The anti-sequestration group of engineers was formed in 2004 to press for an end to sequestration. Sit-ins were staged, street demonstrations organised, conferences held and lawsuits issued to state officials responsible for prolonging sequestration.
The Engineers' Syndicate was placed under sequestration after being charged with committing flagrant violations by its Islamist-controlled elected council. Although sequestration was meant as a temporary measure until a new council is elected, it has lasted for 14 years because elections were not given the green light.
The fear that the outlawed Muslim Brotherhood (MB) would once again control the syndicate council if sequestration was lifted and fresh elections staged appears the reason behind the reluctance by the government to end the dispute. Pledges that the MB would no longer seek to control the coming council have failed to allay government fears.
Those responsible for holding elections see this as an unacceptable delay. Former and current heads of Cairo Southern Court who had been chairing for the past 14 years the judicial committee charged with supervising professional syndicate elections, have refrained from setting a date for the polls.

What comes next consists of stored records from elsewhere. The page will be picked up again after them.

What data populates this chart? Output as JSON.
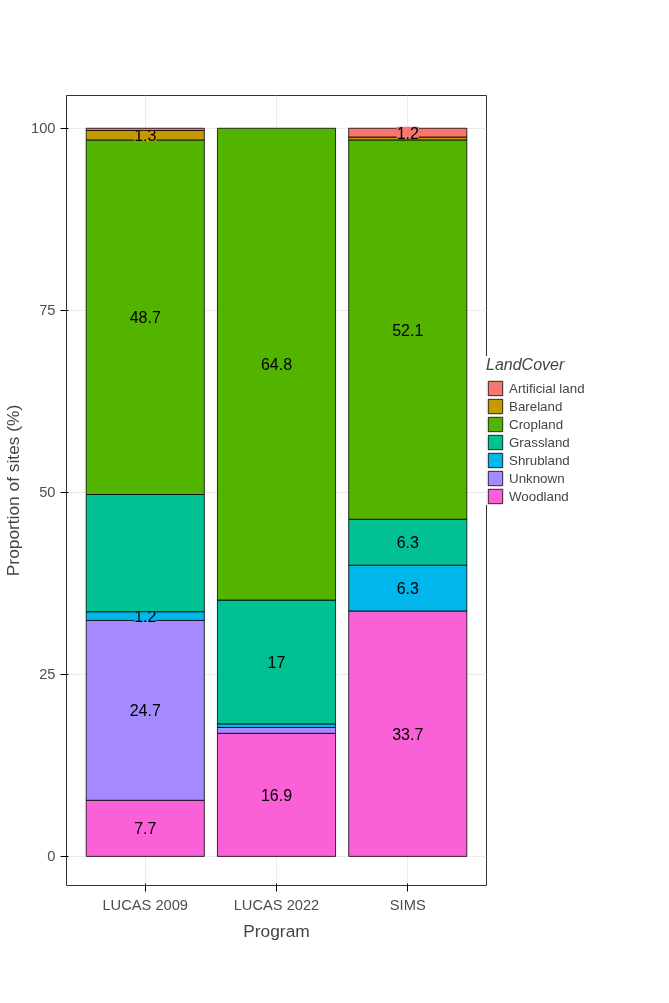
{
  "chart_data": {
    "type": "bar",
    "stacked": true,
    "xlabel": "Program",
    "ylabel": "Proportion of sites (%)",
    "legend_title": "LandCover",
    "categories": [
      "LUCAS 2009",
      "LUCAS 2022",
      "SIMS"
    ],
    "ylim": [
      -4,
      104.5
    ],
    "yticks": [
      0,
      25,
      50,
      75,
      100
    ],
    "grid": true,
    "legend": "right",
    "series": [
      {
        "name": "Woodland",
        "color": "#fb61d7",
        "values": [
          7.7,
          16.9,
          33.7
        ],
        "value_labels": [
          "7.7",
          "16.9",
          "33.7"
        ]
      },
      {
        "name": "Unknown",
        "color": "#a58aff",
        "values": [
          24.7,
          0.8,
          0
        ],
        "value_labels": [
          "24.7",
          null,
          null
        ]
      },
      {
        "name": "Shrubland",
        "color": "#00b6eb",
        "values": [
          1.2,
          0.5,
          6.3
        ],
        "value_labels": [
          "1.2",
          null,
          "6.3"
        ]
      },
      {
        "name": "Grassland",
        "color": "#00c094",
        "values": [
          16.1,
          17,
          6.3
        ],
        "value_labels": [
          null,
          "17",
          "6.3"
        ]
      },
      {
        "name": "Cropland",
        "color": "#53b400",
        "values": [
          48.7,
          64.8,
          52.1
        ],
        "value_labels": [
          "48.7",
          "64.8",
          "52.1"
        ]
      },
      {
        "name": "Bareland",
        "color": "#c49a00",
        "values": [
          1.3,
          0,
          0.4
        ],
        "value_labels": [
          "1.3",
          null,
          null
        ]
      },
      {
        "name": "Artificial land",
        "color": "#f8766d",
        "values": [
          0.3,
          0,
          1.2
        ],
        "value_labels": [
          null,
          null,
          "1.2"
        ]
      }
    ]
  }
}
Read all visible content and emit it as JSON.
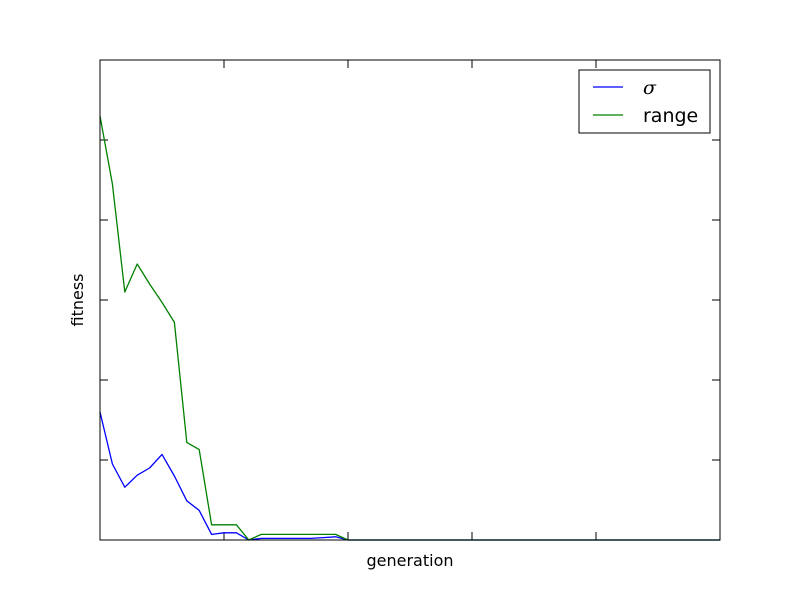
{
  "chart_data": {
    "type": "line",
    "title": "",
    "xlabel": "generation",
    "ylabel": "fitness",
    "xlim": [
      0,
      50
    ],
    "ylim": [
      0,
      6
    ],
    "xticks": [
      0,
      10,
      20,
      30,
      40,
      50
    ],
    "yticks": [
      0,
      1,
      2,
      3,
      4,
      5,
      6
    ],
    "tick_labels_shown": false,
    "grid": false,
    "legend_position": "top-right",
    "series": [
      {
        "name": "σ",
        "color": "#0000ff",
        "x": [
          0,
          1,
          2,
          3,
          4,
          5,
          6,
          7,
          8,
          9,
          10,
          11,
          12,
          13,
          14,
          15,
          16,
          17,
          18,
          19,
          20,
          21,
          22,
          23,
          24,
          25,
          26,
          27,
          28,
          29,
          30,
          31,
          32,
          33,
          34,
          35,
          36,
          37,
          38,
          39,
          40,
          41,
          42,
          43,
          44,
          45,
          46,
          47,
          48,
          49,
          50
        ],
        "values": [
          1.6,
          0.95,
          0.66,
          0.81,
          0.9,
          1.07,
          0.8,
          0.49,
          0.37,
          0.07,
          0.09,
          0.09,
          0.0,
          0.02,
          0.02,
          0.02,
          0.02,
          0.02,
          0.03,
          0.04,
          0.0,
          0.0,
          0.0,
          0.0,
          0.0,
          0.0,
          0.0,
          0.0,
          0.0,
          0.0,
          0.0,
          0.0,
          0.0,
          0.0,
          0.0,
          0.0,
          0.0,
          0.0,
          0.0,
          0.0,
          0.0,
          0.0,
          0.0,
          0.0,
          0.0,
          0.0,
          0.0,
          0.0,
          0.0,
          0.0,
          0.0
        ]
      },
      {
        "name": "range",
        "color": "#008000",
        "x": [
          0,
          1,
          2,
          3,
          4,
          5,
          6,
          7,
          8,
          9,
          10,
          11,
          12,
          13,
          14,
          15,
          16,
          17,
          18,
          19,
          20,
          21,
          22,
          23,
          24,
          25,
          26,
          27,
          28,
          29,
          30,
          31,
          32,
          33,
          34,
          35,
          36,
          37,
          38,
          39,
          40,
          41,
          42,
          43,
          44,
          45,
          46,
          47,
          48,
          49,
          50
        ],
        "values": [
          5.3,
          4.45,
          3.1,
          3.45,
          3.2,
          2.97,
          2.72,
          1.22,
          1.13,
          0.19,
          0.19,
          0.19,
          0.0,
          0.07,
          0.07,
          0.07,
          0.07,
          0.07,
          0.07,
          0.07,
          0.0,
          0.0,
          0.0,
          0.0,
          0.0,
          0.0,
          0.0,
          0.0,
          0.0,
          0.0,
          0.0,
          0.0,
          0.0,
          0.0,
          0.0,
          0.0,
          0.0,
          0.0,
          0.0,
          0.0,
          0.0,
          0.0,
          0.0,
          0.0,
          0.0,
          0.0,
          0.0,
          0.0,
          0.0,
          0.0,
          0.0
        ]
      }
    ]
  }
}
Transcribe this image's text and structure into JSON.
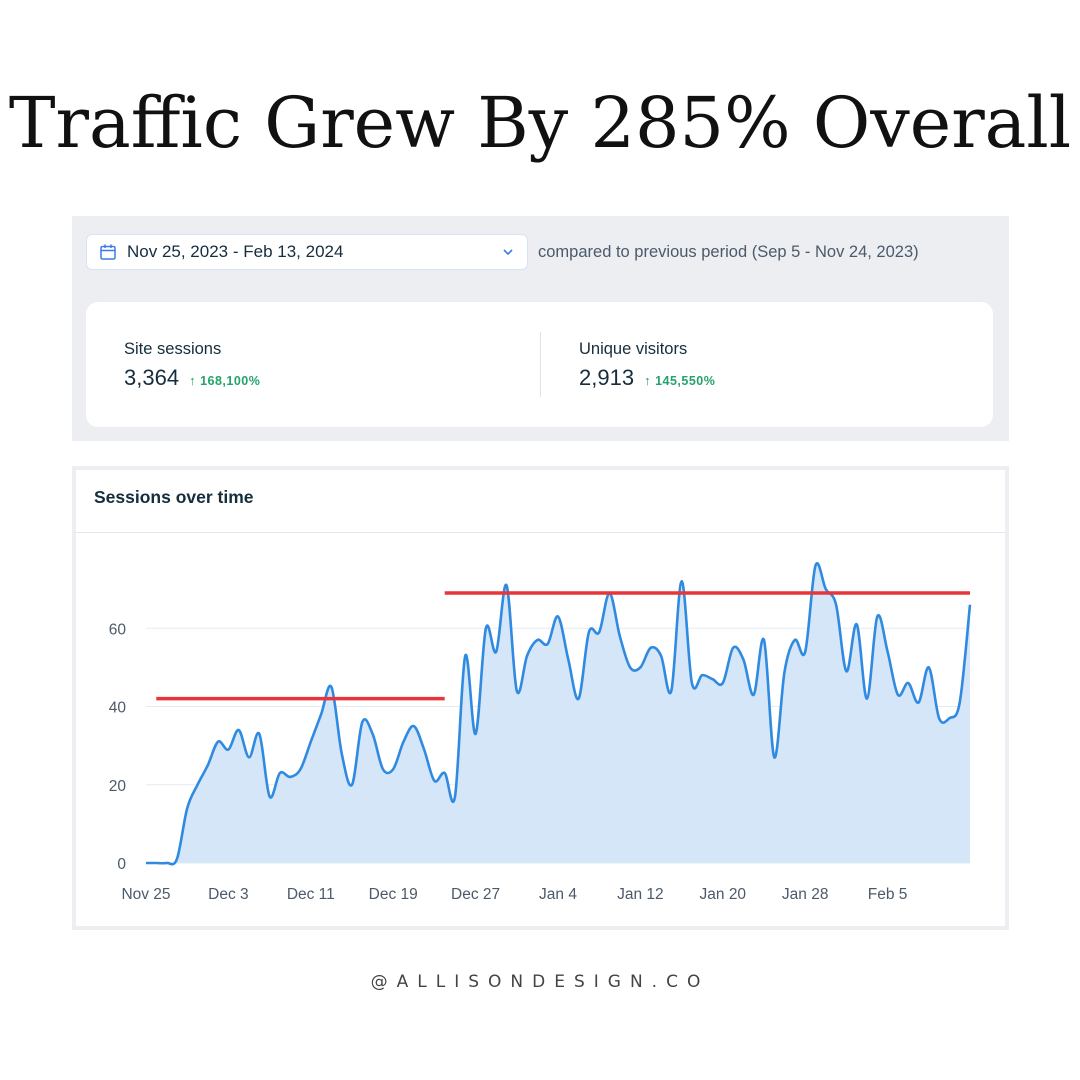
{
  "headline": "Traffic Grew By 285% Overall",
  "filters": {
    "date_range": "Nov 25, 2023 - Feb 13, 2024",
    "comparison": "compared to previous period (Sep 5 - Nov 24, 2023)"
  },
  "stats": [
    {
      "label": "Site sessions",
      "value": "3,364",
      "change": "168,100%"
    },
    {
      "label": "Unique visitors",
      "value": "2,913",
      "change": "145,550%"
    }
  ],
  "colors": {
    "line": "#2f8ae0",
    "area": "#d4e6f8",
    "highlight": "#e8353a",
    "positive": "#25a36a"
  },
  "icons": {
    "calendar": "calendar-icon",
    "dropdown": "chevron-down-icon",
    "up": "arrow-up-icon"
  },
  "chart_data": {
    "type": "area",
    "title": "Sessions over time",
    "x_tick_labels": [
      "Nov 25",
      "Dec 3",
      "Dec 11",
      "Dec 19",
      "Dec 27",
      "Jan 4",
      "Jan 12",
      "Jan 20",
      "Jan 28",
      "Feb 5"
    ],
    "y_ticks": [
      0,
      20,
      40,
      60
    ],
    "ylim": [
      0,
      80
    ],
    "grid": true,
    "series": [
      {
        "values": [
          0,
          0,
          0,
          1,
          14,
          20,
          25,
          31,
          29,
          34,
          27,
          33,
          17,
          23,
          22,
          24,
          31,
          38,
          45,
          28,
          20,
          36,
          33,
          24,
          24,
          31,
          35,
          29,
          21,
          23,
          17,
          53,
          33,
          60,
          54,
          71,
          44,
          53,
          57,
          56,
          63,
          52,
          42,
          59,
          59,
          69,
          58,
          50,
          50,
          55,
          53,
          44,
          72,
          46,
          48,
          47,
          46,
          55,
          52,
          43,
          57,
          27,
          49,
          57,
          54,
          76,
          70,
          66,
          49,
          61,
          42,
          63,
          54,
          43,
          46,
          41,
          50,
          37,
          37,
          41,
          66
        ]
      }
    ],
    "reference_lines": [
      {
        "from_index": 1,
        "to_index": 29,
        "y": 42
      },
      {
        "from_index": 29,
        "to_index": 80,
        "y": 69
      }
    ]
  },
  "footer": "@ALLISONDESIGN.CO"
}
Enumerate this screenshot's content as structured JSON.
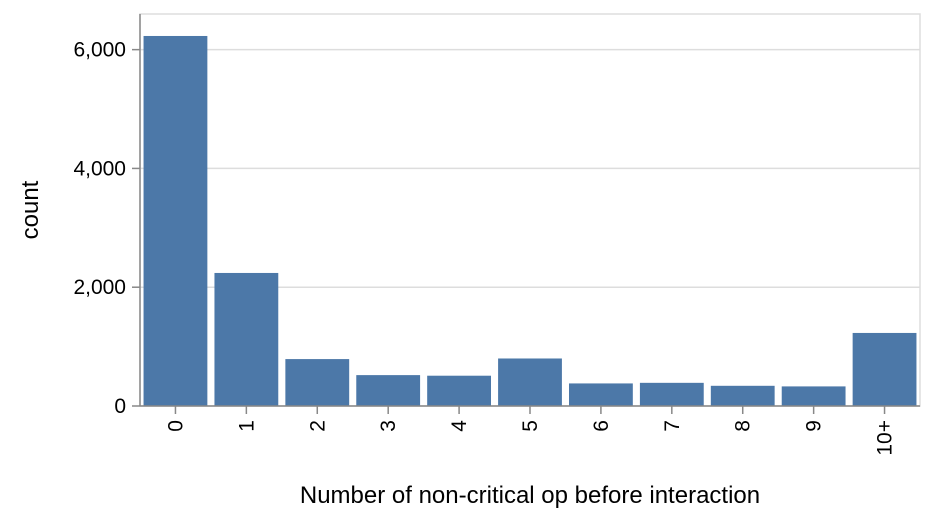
{
  "chart_data": {
    "type": "bar",
    "categories": [
      "0",
      "1",
      "2",
      "3",
      "4",
      "5",
      "6",
      "7",
      "8",
      "9",
      "10+"
    ],
    "values": [
      6230,
      2240,
      790,
      520,
      510,
      800,
      380,
      390,
      340,
      330,
      1230
    ],
    "xlabel": "Number of non-critical op before interaction",
    "ylabel": "count",
    "ylim": [
      0,
      6600
    ],
    "yticks": [
      0,
      2000,
      4000,
      6000
    ],
    "ytick_labels": [
      "0",
      "2,000",
      "4,000",
      "6,000"
    ],
    "grid": true,
    "bar_color": "#4c78a8",
    "grid_color": "#dddddd",
    "axis_color": "#888888"
  }
}
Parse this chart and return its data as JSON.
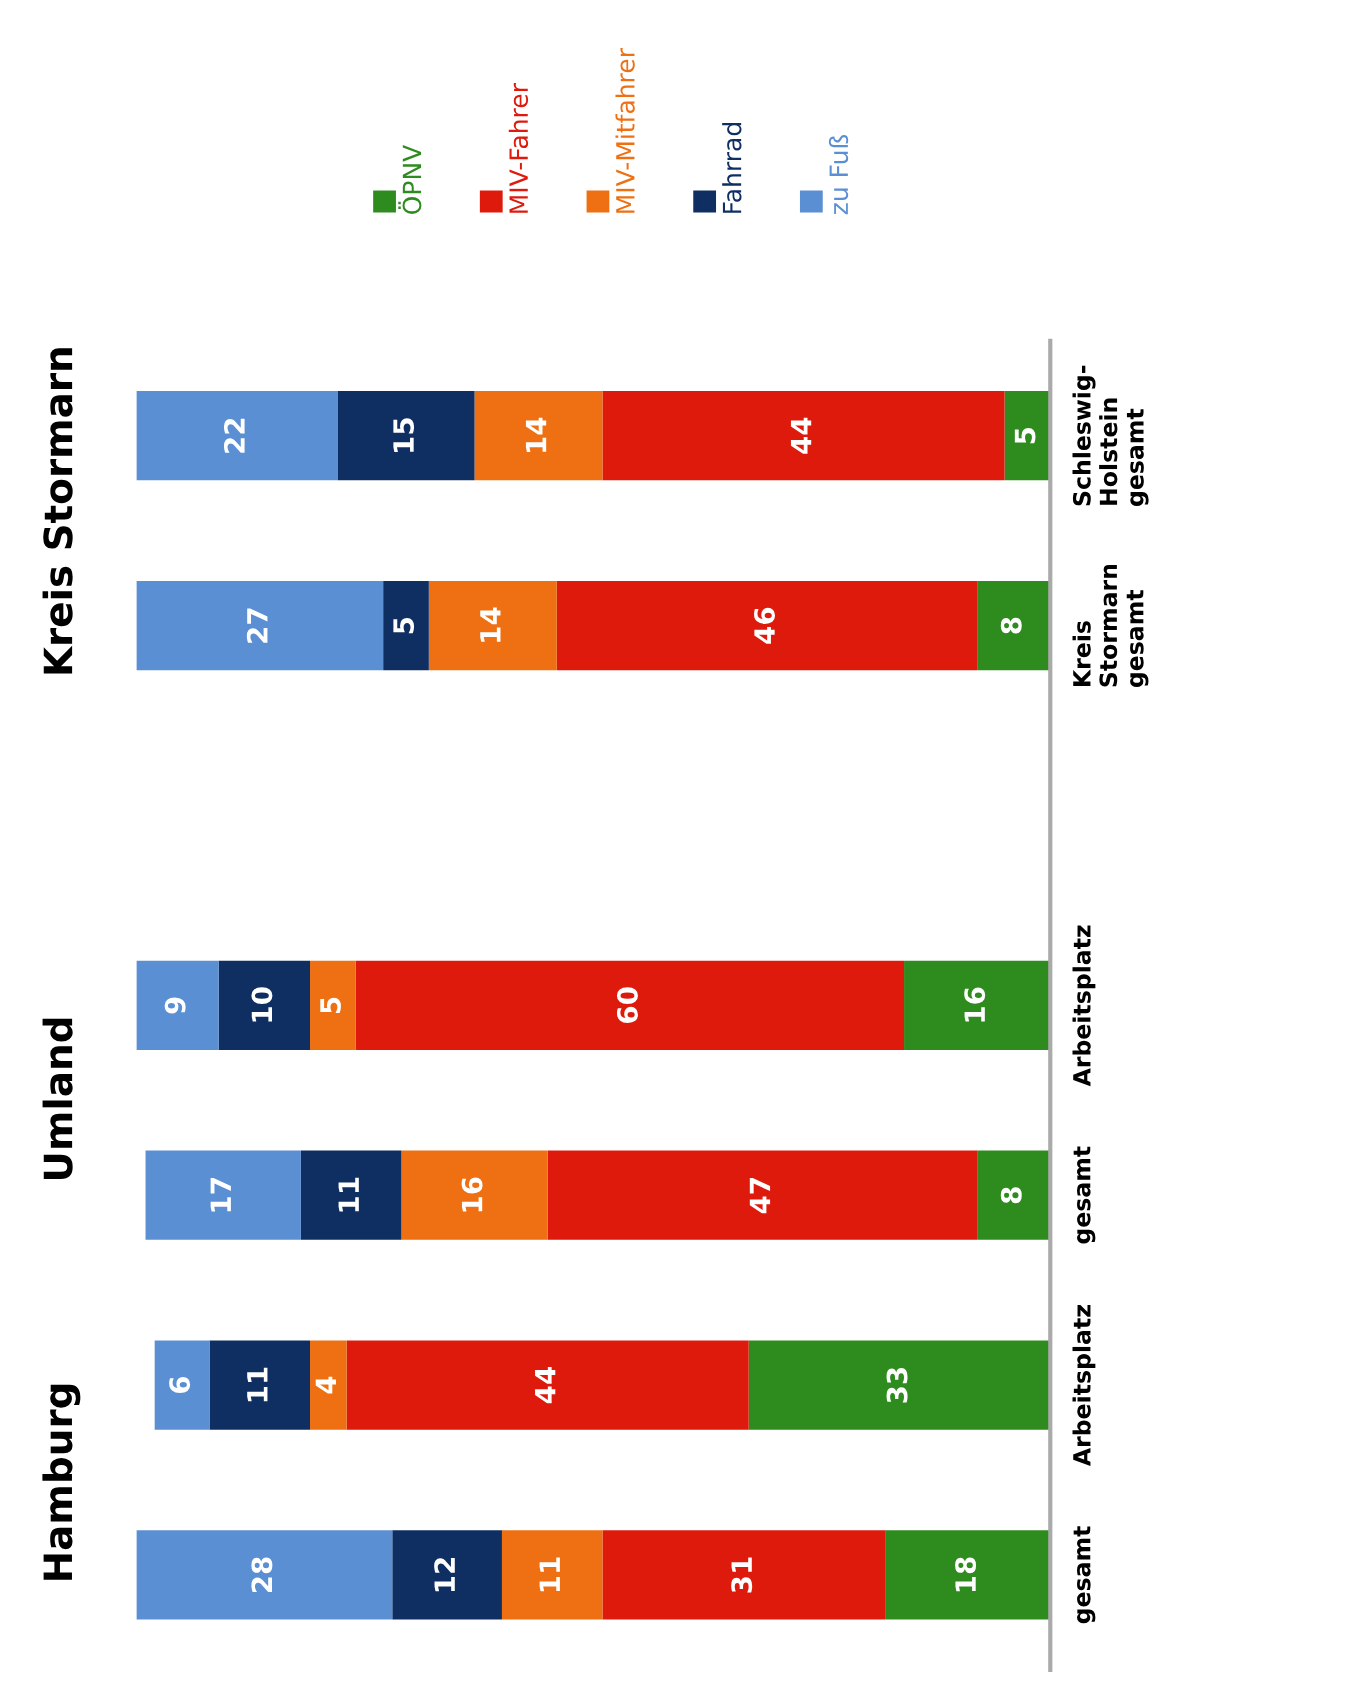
{
  "chart_data": {
    "type": "bar",
    "orientation": "horizontal",
    "stacked": true,
    "data_labels": true,
    "grid": false,
    "legend": "top",
    "categories": [
      "Schleswig-Holstein gesamt",
      "Kreis Stormarn gesamt",
      null,
      "Arbeitsplatz",
      "gesamt",
      "Arbeitsplatz",
      "gesamt"
    ],
    "series": [
      {
        "name": "ÖPNV",
        "color": "#2e8b1e",
        "values": [
          5,
          8,
          null,
          16,
          8,
          33,
          18
        ]
      },
      {
        "name": "MIV-Fahrer",
        "color": "#dd1a0c",
        "values": [
          44,
          46,
          null,
          60,
          47,
          44,
          31
        ]
      },
      {
        "name": "MIV-Mitfahrer",
        "color": "#ee7012",
        "values": [
          14,
          14,
          null,
          5,
          16,
          4,
          11
        ]
      },
      {
        "name": "Fahrrad",
        "color": "#0f2f63",
        "values": [
          15,
          5,
          null,
          10,
          11,
          11,
          12
        ]
      },
      {
        "name": "zu Fuß",
        "color": "#5a8fd3",
        "values": [
          22,
          27,
          null,
          9,
          17,
          6,
          28
        ]
      }
    ],
    "annotations": [
      "Kreis Stormarn",
      "Umland",
      "Hamburg"
    ]
  }
}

"Voters' lists need to be sorted out," is the mantra oft repeated.
"Is the process of sorting out voters' lists so complicated that it's taking all this time? And it's still not ready," engineers ask sarcastically.
Last year, the Administrative Court ruled that sorting out voters' lists is an electoral measure which should follow the announcement of a poll date. The court also ordered the current head of the Cairo Southern Court to set an immediate date for a vote. The ruling was ignored.
"We decided to sue the head of Cairo Southern Court for not implementing last year's ruling," said Omar Abdella, from the anti-sequestration group. Abdella added that the group issued another lawsuit at the Southern Cairo first-degree Court, calling for ending sequestration. The ruling is due 27 December.
The head of the Cairo Southern Court is not the only one prolonging sequestration. As engineers argue, there are other bodies at work. Judicial custodians who have been running the syndicate since it was placed under sequestration and who benefit from administering the financial affairs of the syndicate, seek to maintain their influence. "They will fight to remain in their posts, wasting the syndicate's money without being questioned," Abdella said.
To end the dispute, observers say the custodians should have simply sent a letter to the Cairo Southern Court, informing them when exactly voters' lists and electoral committees would be ready and asking them to set a date for the polls. "If they're serious, it will take them just a couple of days. But why should they bother?" Abdella noted.
To perhaps show his keenness to end the dispute, Minister of Irrigation and Water Resources Mohamed Nasreddin, in his capacity as the constitutional supervisor of the Engineers' Syndicate, recently formed a 31-member committee to coordinate with custodians on how elections should be staged.
Former minister of transportation Essam Sharaf was assigned head of the committee. As a consultative and technical committee, its role is largely relegated to mediating between engineers and custodians. The final say remains with the custodians.
As such, engineers have been asking about possible ulterior motives for forming such a committee. Apparently, members of the committee are divided into two groups -- one in favour of amending the syndicate law before holding any elections, while the second, which constitutes a minority, believes that elections should precede all. "We have been trying to reach some kind of an agreement on which issue should come first," Sharaf told Al-Ahram Weekly. Sharaf has been noticeably silent over the issue and is accused of not making the committee's stand clear. The committee has recently come under fire for not taking action.
"Why don't they leave it to the next elected council to decide whether the current law needs amending?" Abdella asked.
"Now the true intentions behind forming the committee are clear. The committee and talk about amending the syndicate law sounds like a government trick which aims at dragging engineers into another battle and distracting attention from the elections," El-Nabarawi said.